Enquanto ele dirige em direção à Estação de Trem de Ouro Preto, o som dos pneus no asfalto me acalma. Observo a paisagem passando pela janela, as morrarias, as casas históricas, como se estivesse vendo tudo pela última vez. Despeço-me silenciosamente.

A estação de trem é pintada de branco e as molduras da portas e janelas são amarelas. Um gazebo pintado de azul está no meio do jardim. Assim que Eric estaciona, desce do carro com a mesma calma que me desespera. Ele dá a volta no carro, o som de seus passos na calçada ecoando nas pedras. Abre a porta do meu lado, estendendo a mão na minha direção.

— Achei que iríamos de carro até Mariana — eu digo.

— Por que iríamos de carro se podemos ir de trem? Aposto que nunca andou de trem.

— Não. E nem quero. E essa é a pior hora possível para andar de trem. Não somos turistas de férias, Eric. Às vezes tenho a impressão de que você quer morrer. Você parecia arrasado quando cheguei de manhã, mas agora parece que aceitou a morte. Não consigo entender você.

— E se eu estiver cansado. Solitário. E se eu quiser morrer? — Ele diz com um tom de voz que parece aranhar os meus ouvidos.

— Você está me assustando.

— Desculpe. — Ele estende novamente a mão na minha direção, o gesto carregando uma fragilidade que me toca. — Só acho que o passeio vai te fazer bem. Vai te inspirar.

Olho para sua mão, hesitando por um momento, antes de soltar um suspiro resignado. Com um impulso que me faz sentir tanto medo quanto curiosidade, entrego o quadro para ele. Saio do carro.

— O passeio é rápido. Cerca de uma hora — ele diz.

— Vamos comprar os ingressos.

— Já comprei os ingressos.

— As vezes tenho a impressão que você tem tudo planejado.

— Nem tudo.

— Se você diz... — Não tento disfarçar meu descontentamento com irmos de trem para Mariana.

Dirijo-me ao vagão convencional, com suas janelas pequenas e claustrofóbicas, mas Eric segura meu braço.

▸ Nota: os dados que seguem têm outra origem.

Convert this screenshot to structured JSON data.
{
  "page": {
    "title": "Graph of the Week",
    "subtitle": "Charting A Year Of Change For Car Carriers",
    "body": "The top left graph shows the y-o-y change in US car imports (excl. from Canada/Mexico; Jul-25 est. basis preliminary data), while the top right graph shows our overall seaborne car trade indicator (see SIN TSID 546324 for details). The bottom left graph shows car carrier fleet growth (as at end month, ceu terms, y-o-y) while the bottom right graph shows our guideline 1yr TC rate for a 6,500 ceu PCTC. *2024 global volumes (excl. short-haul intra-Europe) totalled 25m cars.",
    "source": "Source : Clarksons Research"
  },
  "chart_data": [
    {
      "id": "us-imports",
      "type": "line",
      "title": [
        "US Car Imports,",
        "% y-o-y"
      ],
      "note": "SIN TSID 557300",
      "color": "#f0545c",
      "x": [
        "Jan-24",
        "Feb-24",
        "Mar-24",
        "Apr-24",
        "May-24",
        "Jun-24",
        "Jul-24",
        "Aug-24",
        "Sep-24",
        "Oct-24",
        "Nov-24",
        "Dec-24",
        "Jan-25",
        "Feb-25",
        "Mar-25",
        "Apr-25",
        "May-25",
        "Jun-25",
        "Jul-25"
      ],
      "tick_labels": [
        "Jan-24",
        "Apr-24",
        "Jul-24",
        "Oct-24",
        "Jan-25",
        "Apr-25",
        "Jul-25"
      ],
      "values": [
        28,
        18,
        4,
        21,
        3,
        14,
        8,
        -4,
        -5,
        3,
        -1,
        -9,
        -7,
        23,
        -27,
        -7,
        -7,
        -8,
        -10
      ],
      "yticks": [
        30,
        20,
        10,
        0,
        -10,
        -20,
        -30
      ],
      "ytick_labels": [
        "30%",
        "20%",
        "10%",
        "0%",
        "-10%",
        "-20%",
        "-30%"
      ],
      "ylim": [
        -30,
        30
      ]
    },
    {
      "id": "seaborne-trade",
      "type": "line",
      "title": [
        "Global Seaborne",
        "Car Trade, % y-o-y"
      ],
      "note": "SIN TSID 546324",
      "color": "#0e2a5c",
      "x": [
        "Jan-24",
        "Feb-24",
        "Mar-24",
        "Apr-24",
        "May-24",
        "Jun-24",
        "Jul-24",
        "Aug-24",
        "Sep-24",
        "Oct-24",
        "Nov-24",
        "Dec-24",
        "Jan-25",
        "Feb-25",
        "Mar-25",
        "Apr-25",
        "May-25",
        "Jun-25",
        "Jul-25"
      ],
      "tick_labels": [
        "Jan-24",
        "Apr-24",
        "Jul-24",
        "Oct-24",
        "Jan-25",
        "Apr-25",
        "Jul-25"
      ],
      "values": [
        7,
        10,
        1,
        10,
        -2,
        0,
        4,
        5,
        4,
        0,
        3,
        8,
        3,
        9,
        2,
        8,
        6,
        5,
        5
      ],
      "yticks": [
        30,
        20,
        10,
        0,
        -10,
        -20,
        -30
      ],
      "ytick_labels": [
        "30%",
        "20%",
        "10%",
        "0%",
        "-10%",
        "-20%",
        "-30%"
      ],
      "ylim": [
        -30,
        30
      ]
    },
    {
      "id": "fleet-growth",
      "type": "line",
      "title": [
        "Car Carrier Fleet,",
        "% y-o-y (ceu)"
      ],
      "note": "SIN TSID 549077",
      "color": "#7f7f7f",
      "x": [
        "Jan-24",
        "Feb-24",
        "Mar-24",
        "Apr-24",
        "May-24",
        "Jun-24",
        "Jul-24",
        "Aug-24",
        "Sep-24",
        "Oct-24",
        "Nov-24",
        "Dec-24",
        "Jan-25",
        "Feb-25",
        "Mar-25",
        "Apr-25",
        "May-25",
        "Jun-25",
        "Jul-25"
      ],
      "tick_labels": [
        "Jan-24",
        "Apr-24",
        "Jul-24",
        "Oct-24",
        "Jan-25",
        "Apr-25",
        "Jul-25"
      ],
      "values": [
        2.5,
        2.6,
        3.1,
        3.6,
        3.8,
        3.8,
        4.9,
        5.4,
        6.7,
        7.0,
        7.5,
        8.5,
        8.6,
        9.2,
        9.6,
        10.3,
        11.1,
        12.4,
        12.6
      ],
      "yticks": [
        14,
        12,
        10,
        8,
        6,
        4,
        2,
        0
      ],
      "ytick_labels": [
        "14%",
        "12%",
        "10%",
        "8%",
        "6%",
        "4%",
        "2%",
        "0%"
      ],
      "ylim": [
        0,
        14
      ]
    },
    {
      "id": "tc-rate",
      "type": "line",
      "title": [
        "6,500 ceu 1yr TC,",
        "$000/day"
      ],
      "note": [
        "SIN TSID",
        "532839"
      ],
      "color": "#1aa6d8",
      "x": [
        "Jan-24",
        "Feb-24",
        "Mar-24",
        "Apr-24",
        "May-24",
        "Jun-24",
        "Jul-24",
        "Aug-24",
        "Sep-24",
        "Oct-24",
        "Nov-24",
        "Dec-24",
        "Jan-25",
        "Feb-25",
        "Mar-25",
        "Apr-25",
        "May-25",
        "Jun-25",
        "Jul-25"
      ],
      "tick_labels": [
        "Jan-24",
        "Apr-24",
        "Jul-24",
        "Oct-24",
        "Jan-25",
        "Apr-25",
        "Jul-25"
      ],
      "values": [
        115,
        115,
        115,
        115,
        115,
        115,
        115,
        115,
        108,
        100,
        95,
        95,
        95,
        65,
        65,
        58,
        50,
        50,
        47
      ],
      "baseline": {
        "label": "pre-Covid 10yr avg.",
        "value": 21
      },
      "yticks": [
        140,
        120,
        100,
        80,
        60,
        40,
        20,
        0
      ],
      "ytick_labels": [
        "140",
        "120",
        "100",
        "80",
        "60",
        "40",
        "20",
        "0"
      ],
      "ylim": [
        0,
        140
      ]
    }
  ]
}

— Vamos no vagão Panorâmico.

— Claro — respondo, forçando um sorriso que não alcança meus olho

E eu silenciosamente agradeço por ele ter escolhido o vagão panorâmico. As janelas de vidro vão do teto ao chão, tem ar-condicionado e os assentos de madeira para a minha surpresa são confortáveis. Durante o passeio, um guia nos fornece informações turísticas através de um alto falante e quando ele não está falando o passeio é embalado por belas canções brasileiras com a temática de trem e de Minas Gerais. Os minutos se esvaem, e minha mente se perde na vastidão da paisagem. O verde musgo das colinas, tão semelhante ao verde musgo dos olhos dele.